Washington DC (VS) – De inbouw van radioactief koolstof schommelde bijna 45.000 jaar geleden zeer sterk. De dateringstechniek met koolstof-14 verdient daarom een nauwgezette herziening.


Amerikaanse en Britse onderzoekers onderzochten hoeveel koolstof-14 zich bevindt in stalagmieten uit de laatste ijstijd. Daarbij stuitten ze op uiteenlopende waarden. In het tijdschrift Science publiceren ze op 10 mei hun resultaten.
Koolstof-14 ontstaat in de atmosfeer als kosmische straling stikstofatomen treft. Bij een kernreactie verandert een stikstofatoom dan in het radioactieve koolstof-14. Het percentage koolstof-14 dat een levend wezen in zijn weefsels opneemt, hangt af van de hoeveelheid daarvan in de atmosfeer. Nadat een organisme sterft, zal door het natuurlijke verval van het radioactieve element de hoeveelheid daarvan dalen. Na 5700 jaar is de helft van het koolstof-14 vervallen, en nog eens 5700 jaar later driekwart. De resterende C14-activiteit vormt een goede maat voor de leeftijd van het materiaal.
Koolstof uit de atmosfeer (veelal CO2) komt niet alleen terecht in levende wezens, maar in de vorm van calciumcarbonaat ook in stalactieten en stalagmieten, de fraaie hangende en staande kolommen in druipsteengrotten. Net zoals hout hebben ook stalactieten en stalagmieten duidelijke jaarringen, omdat de hoeveelheid neergeslagen calciumcarbonaat wisselt met de seizoenen.
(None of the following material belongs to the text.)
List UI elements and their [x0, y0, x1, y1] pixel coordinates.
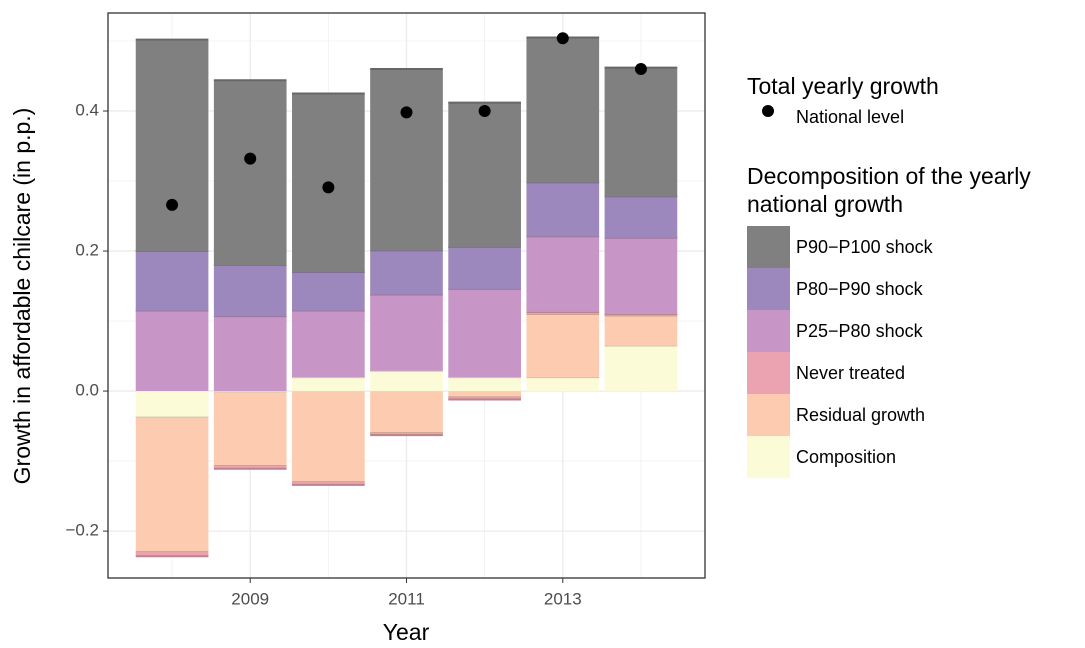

Als de hoeveelheid koolstof-14 in de atmosfeer wisselt, zal dat invloed hebben op de gemeten leeftijd. Onderzoekers zullen dan bij hun metingen een aangepaste ijklijn moeten gebruiken. Voor de variaties van koolstof-14 in de atmosfeer geven de Amerikaanse en Britse onderzoekers drie verklaringen. De sterkte van het elektromagneetveld van de Zon kan verschillen, het aardmagneetveld kan veranderen van sterkte en er kunnen veranderingen optreden in de dynamiek van de koolstofcyclus. Met modellen van de koolstofcyclus ging J. Warren Beck met zijn collega's deze opties na. Mogelijke variaties in de eerste twee factoren – elektromagnetisch veld van de Zon en aardmagneetveld – zijn te zwak om de gevonden veranderingen te veroorzaken. Daarom, zo stellen ze, moeten er in de laatste ijstijd ook forse veranderingen in de koolstofcyclus zijn opgetreden.